ABSTRACT

Introduction: Duchenne muscular dystrophy (DMD) is an X-linked recessive neuromuscular disorder that affects approximately one in 3500–5000 male births. Patients experience muscle degeneration, loss of ambulation, and eventual death from cardiac or respiratory failure in early adulthood due to a lack of functional dystrophin protein, which is required to maintain the integrity of muscle cell membranes. Out-of-frame mutations in the DMD gene generally lead to no dystrophin protein expression and a more severe phenotype (DMD). Conversely, in-frame mutations are often associated with milder Becker muscular dystrophy (BMD) with a truncated dystrophin expression.

Areas covered: Genome editing via the clustered regularly interspaced short palindromic repeats (CRISPR) system can induce permanent corrections of the DMD gene, thus becoming an increasingly popular potential therapeutic method. In this review, we outline recent developments in CRISPR/Cas9 genome editing for the correction of DMD, both in vitro and in vivo, as well as novel delivery methods.

Expert opinion: Despite recent advances, many limitations to CRISPR/Cas9 therapy are still prevalent such as off-target editing and immunogenicity. Specifically, for DMD, intervention time and efficient delivery to cardiac and skeletal muscles also present inherent challenges. Research needs to focus on the therapeutic safety and efficacy of this approach.

摘要

简介：杜氏肌营养不良症 (DMD) 是一种 X 连锁隐性神经肌肉疾病，影响大约 3500-5000 名出生的男性中的一名。由于缺乏维持肌肉细胞膜完整性所必需的功能性肌营养不良蛋白，患者在成年早期会经历肌肉退化、无法行走，最终死于心脏或呼吸衰竭。DMD基因的框外突变通常导致抗肌萎缩蛋白不表达和更严重的表型 (DMD)。相反，框内突变通常与具有截短的肌营养不良蛋白表达的轻度贝克尔肌营养不良症 (BMD) 相关。

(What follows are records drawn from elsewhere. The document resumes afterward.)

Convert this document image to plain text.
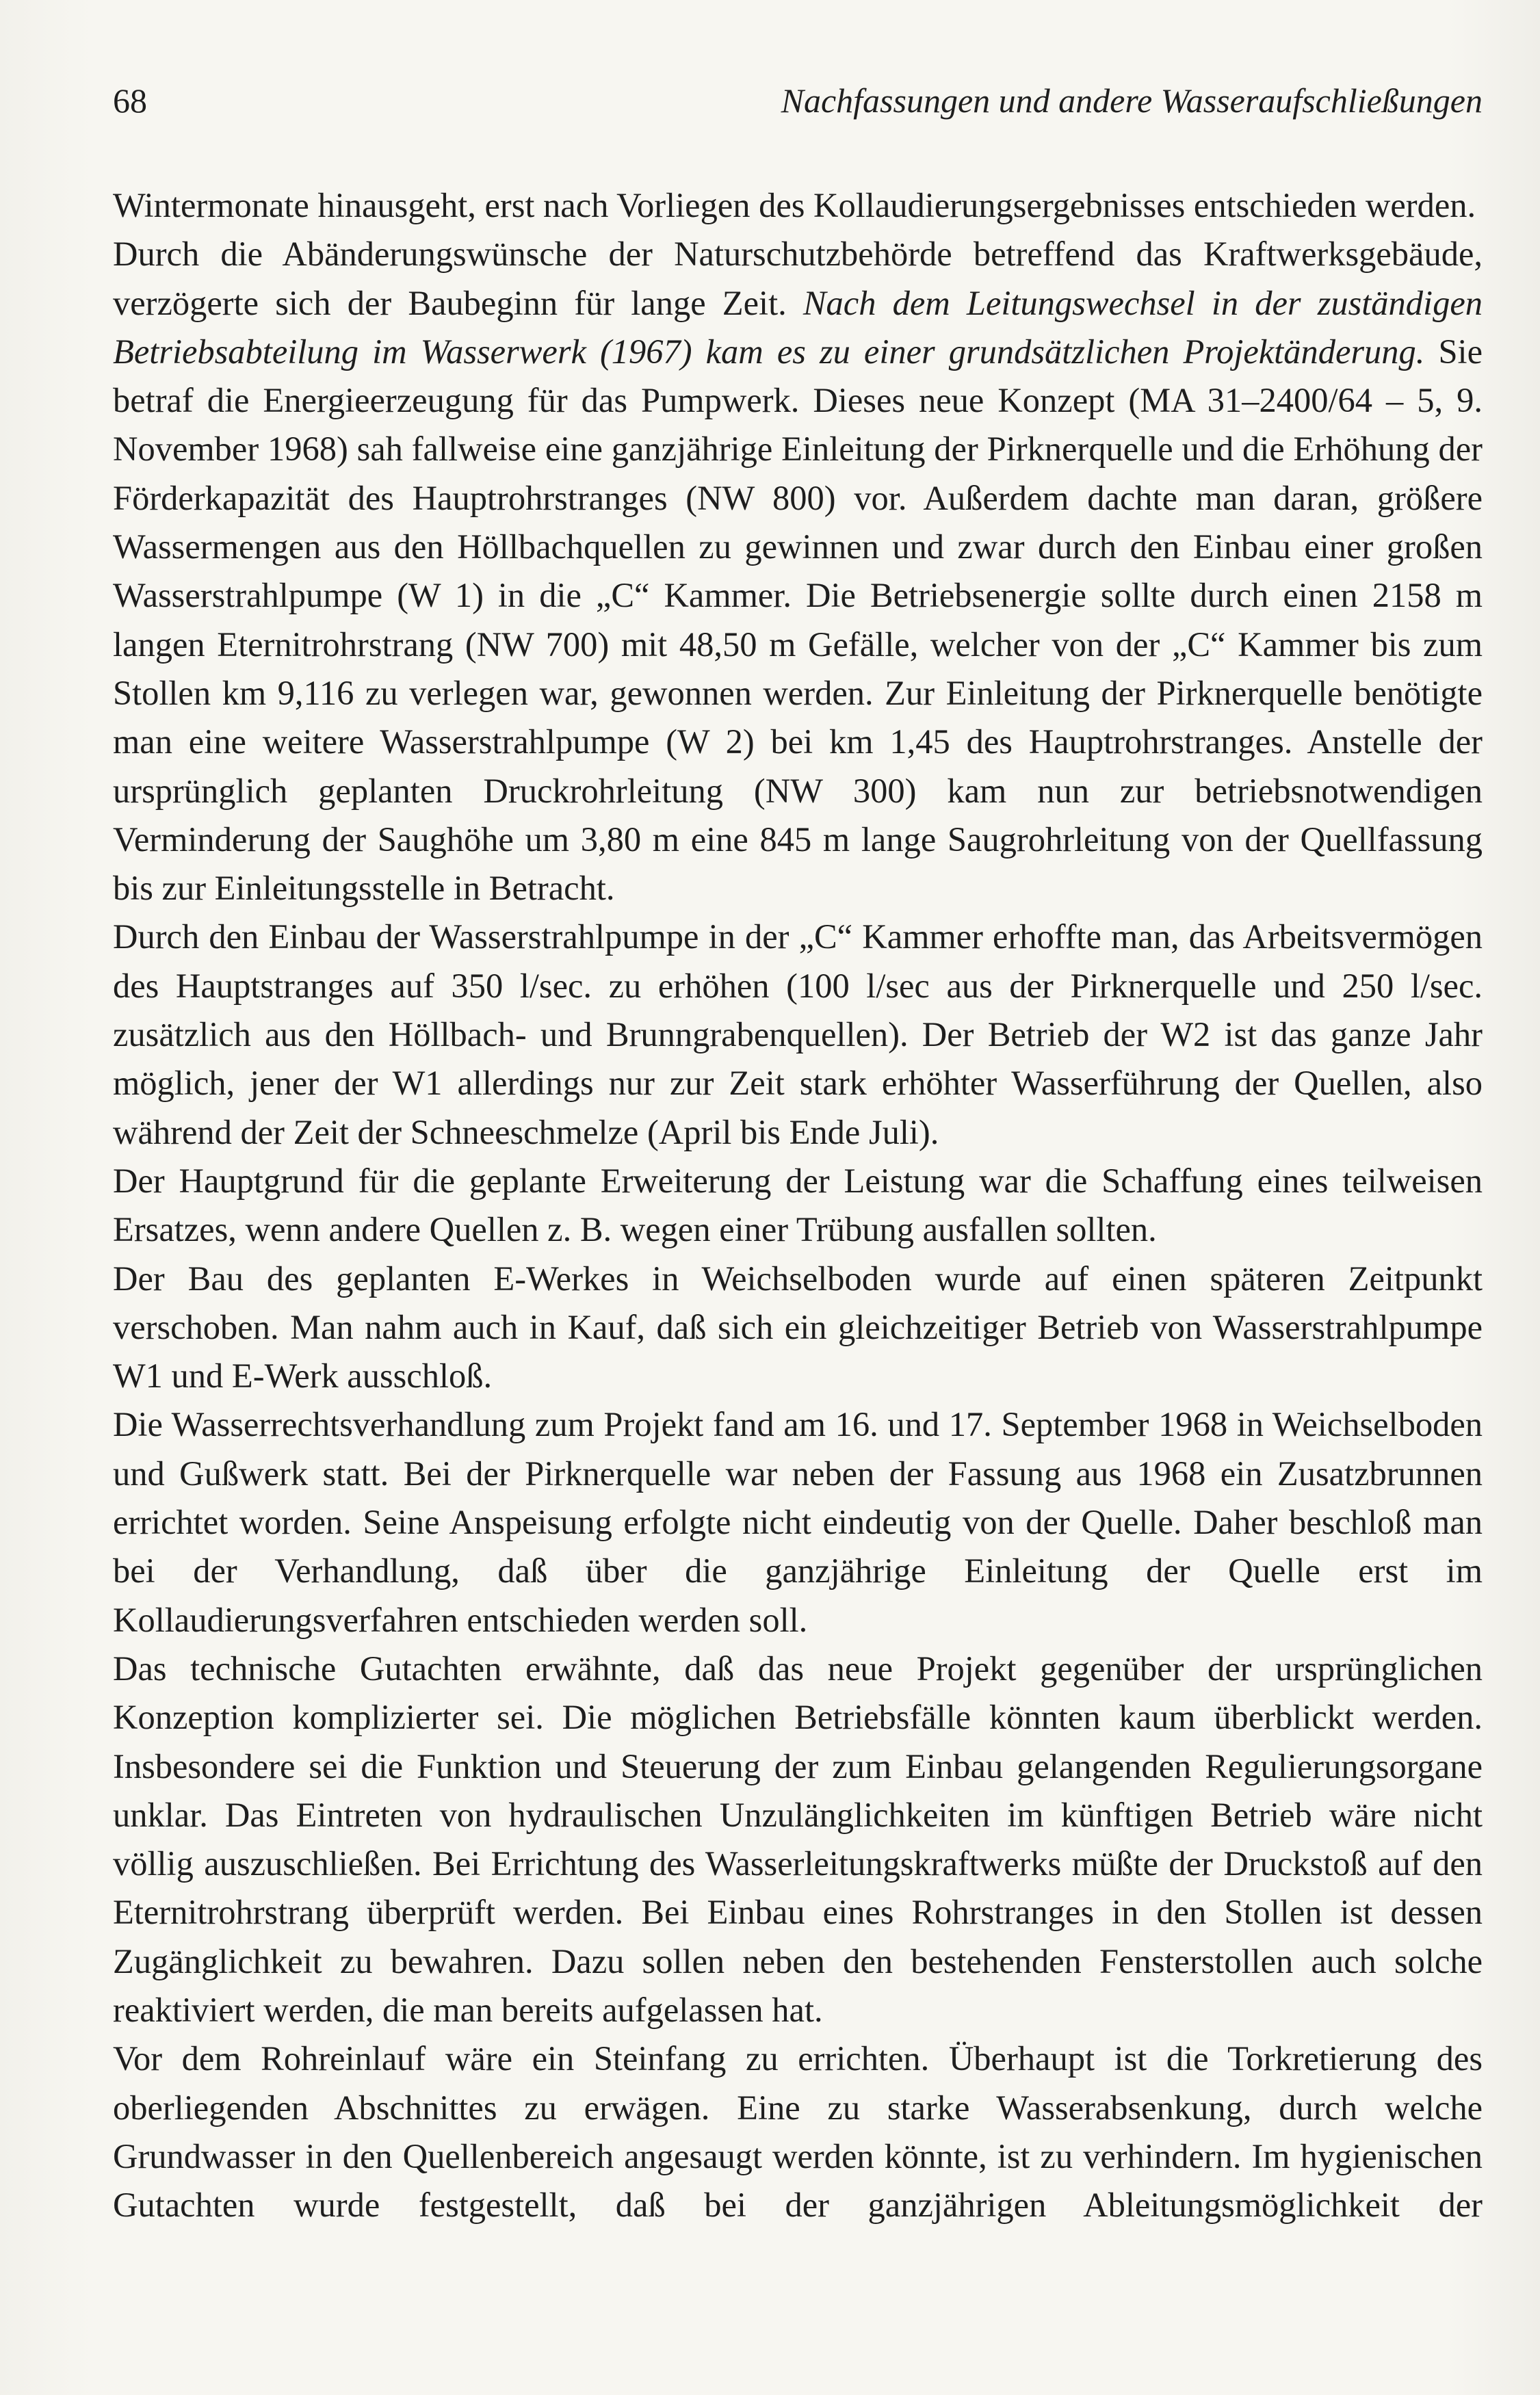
68	Nachfassungen und andere Wasseraufschließungen

Wintermonate hinausgeht, erst nach Vorliegen des Kollaudierungsergebnisses entschieden werden.

Durch die Abänderungswünsche der Naturschutzbehörde betreffend das Kraftwerksgebäude, verzögerte sich der Baubeginn für lange Zeit. Nach dem Leitungswechsel in der zuständigen Betriebsabteilung im Wasserwerk (1967) kam es zu einer grundsätzlichen Projektänderung. Sie betraf die Energieerzeugung für das Pumpwerk. Dieses neue Konzept (MA 31–2400/64 – 5, 9. November 1968) sah fallweise eine ganzjährige Einleitung der Pirknerquelle und die Erhöhung der Förderkapazität des Hauptrohrstranges (NW 800) vor. Außerdem dachte man daran, größere Wassermengen aus den Höllbachquellen zu gewinnen und zwar durch den Einbau einer großen Wasserstrahlpumpe (W 1) in die „C“ Kammer. Die Betriebsenergie sollte durch einen 2158 m langen Eternitrohrstrang (NW 700) mit 48,50 m Gefälle, welcher von der „C“ Kammer bis zum Stollen km 9,116 zu verlegen war, gewonnen werden. Zur Einleitung der Pirknerquelle benötigte man eine weitere Wasserstrahlpumpe (W 2) bei km 1,45 des Hauptrohrstranges. Anstelle der ursprünglich geplanten Druckrohrleitung (NW 300) kam nun zur betriebsnotwendigen Verminderung der Saughöhe um 3,80 m eine 845 m lange Saugrohrleitung von der Quellfassung bis zur Einleitungsstelle in Betracht.

Durch den Einbau der Wasserstrahlpumpe in der „C“ Kammer erhoffte man, das Arbeitsvermögen des Hauptstranges auf 350 l/sec. zu erhöhen (100 l/sec aus der Pirknerquelle und 250 l/sec. zusätzlich aus den Höllbach- und Brunngrabenquellen). Der Betrieb der W2 ist das ganze Jahr möglich, jener der W1 allerdings nur zur Zeit stark erhöhter Wasserführung der Quellen, also während der Zeit der Schneeschmelze (April bis Ende Juli).

Der Hauptgrund für die geplante Erweiterung der Leistung war die Schaffung eines teilweisen Ersatzes, wenn andere Quellen z. B. wegen einer Trübung ausfallen sollten.

Der Bau des geplanten E-Werkes in Weichselboden wurde auf einen späteren Zeitpunkt verschoben. Man nahm auch in Kauf, daß sich ein gleichzeitiger Betrieb von Wasserstrahlpumpe W1 und E-Werk ausschloß.

Die Wasserrechtsverhandlung zum Projekt fand am 16. und 17. September 1968 in Weichselboden und Gußwerk statt. Bei der Pirknerquelle war neben der Fassung aus 1968 ein Zusatzbrunnen errichtet worden. Seine Anspeisung erfolgte nicht eindeutig von der Quelle. Daher beschloß man bei der Verhandlung, daß über die ganzjährige Einleitung der Quelle erst im Kollaudierungsverfahren entschieden werden soll.

Das technische Gutachten erwähnte, daß das neue Projekt gegenüber der ursprünglichen Konzeption komplizierter sei. Die möglichen Betriebsfälle könnten kaum überblickt werden. Insbesondere sei die Funktion und Steuerung der zum Einbau gelangenden Regulierungsorgane unklar. Das Eintreten von hydraulischen Unzulänglichkeiten im künftigen Betrieb wäre nicht völlig auszuschließen. Bei Errichtung des Wasserleitungskraftwerks müßte der Druckstoß auf den Eternitrohrstrang überprüft werden. Bei Einbau eines Rohrstranges in den Stollen ist dessen Zugänglichkeit zu bewahren. Dazu sollen neben den bestehenden Fensterstollen auch solche reaktiviert werden, die man bereits aufgelassen hat.

Vor dem Rohreinlauf wäre ein Steinfang zu errichten. Überhaupt ist die Torkretierung des oberliegenden Abschnittes zu erwägen. Eine zu starke Wasserabsenkung, durch welche Grundwasser in den Quellenbereich angesaugt werden könnte, ist zu verhindern. Im hygienischen Gutachten wurde festgestellt, daß bei der ganzjährigen Ableitungsmöglichkeit der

涵盖的领域：通过成簇的规则间隔短回文重复 (CRISPR) 系统进行基因组编辑可以诱导DMD基因的永久校正，从而成为一种越来越受欢迎的潜在治疗方法。在这篇综述中，我们概述了 CRISPR/Cas9 基因组编辑在体外和体内校正 DMD 方面的最新进展，以及新的递送方法。

专家意见：尽管最近取得了一些进展，但 CRISPR/Cas9 疗法的许多限制仍然普遍存在，例如脱靶编辑和免疫原性。具体而言，对于 DMD，干预时间和对心脏和骨骼肌的有效传递也存在固有的挑战。研究需要关注这种方法的治疗安全性和有效性。